Dr. Paul Hester, director of preventive medicine at the Mayo Clinic, said he used to run three or four full marathons a week, but “that’s no longer necessary.”

He now does about one a week.

3.

Eat healthy at the same time every day You may think you’re healthy eating more fruits and vegetables, but it’s not as simple.

You need to be eating fruits and veggies at the right time of day and make sure you’re getting enough omega-3s.

“You’re going to want to eat at least a tablespoon of flaxseed, a tablespoon or two of flaked flax, a handful of whole wheat bread, and a handful or two servings of almonds and walnuts,” said Dr in the video above.

“These are very good sources of omega-6 fatty acids, which are important to keep in the blood stream,” said Fung.

4.

Eat more omega-4s every day and try not to eat too much red meat, and be careful of saturated fat.
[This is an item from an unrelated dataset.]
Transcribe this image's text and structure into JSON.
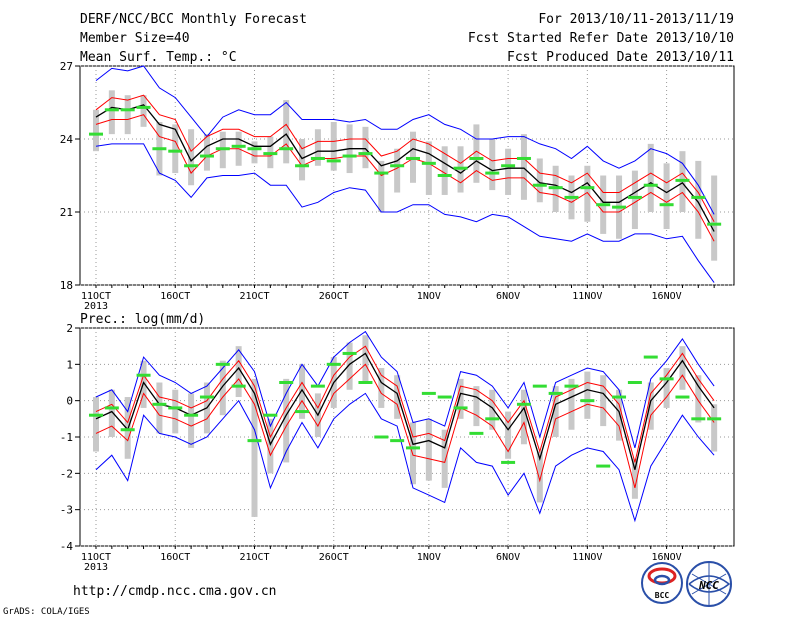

“If you’re eating more than a tablespoon a day of total fat, then you’re going a little bit nuts,” said Bielmann.

5.

Get plenty of sleep.

You can sleep for seven hours a night, but the best way to do this is to make sure that you’re not at your maximum oxygen saturation, he said, so that you don’t become dehydrated.

“Sleep deprivation is a real risk factor for long-term health issues, like cardiovascular disease and diabetes,” said Hester.

6.

Get a massage if you have it.

If you have a massage, try it every night to get your body to burn more calories and improve your energy levels, said Fuss.

7.

Do not try to lose weight by working out too much.

You don’t have to be physically active, but you might have to try to get out of your comfort zone, and the benefits of exercising are not as great, said Belsch.

So if you want to lose some weight, you may want to take steps to stay in your weight loss zone, such as following a lower body weight, or reducing your exercise to a moderate intensity.

8.

Do some cardio exercise.

“The body’s not a gym,” said Sisley.

“We’re more like an athlete in that we’re trying to push ourselves to work out in a different way.”

9.

Eat a healthy diet.

There are many ways to eat a healthy weight, but here are a few you might consider to keep your body healthy: Have a salad.

It contains lots of vegetables, nuts, fruits and whole grains.

It may also contain a variety of fruits and nuts.

It also has a lot less fat than other types of fruits or nuts, and that’s great.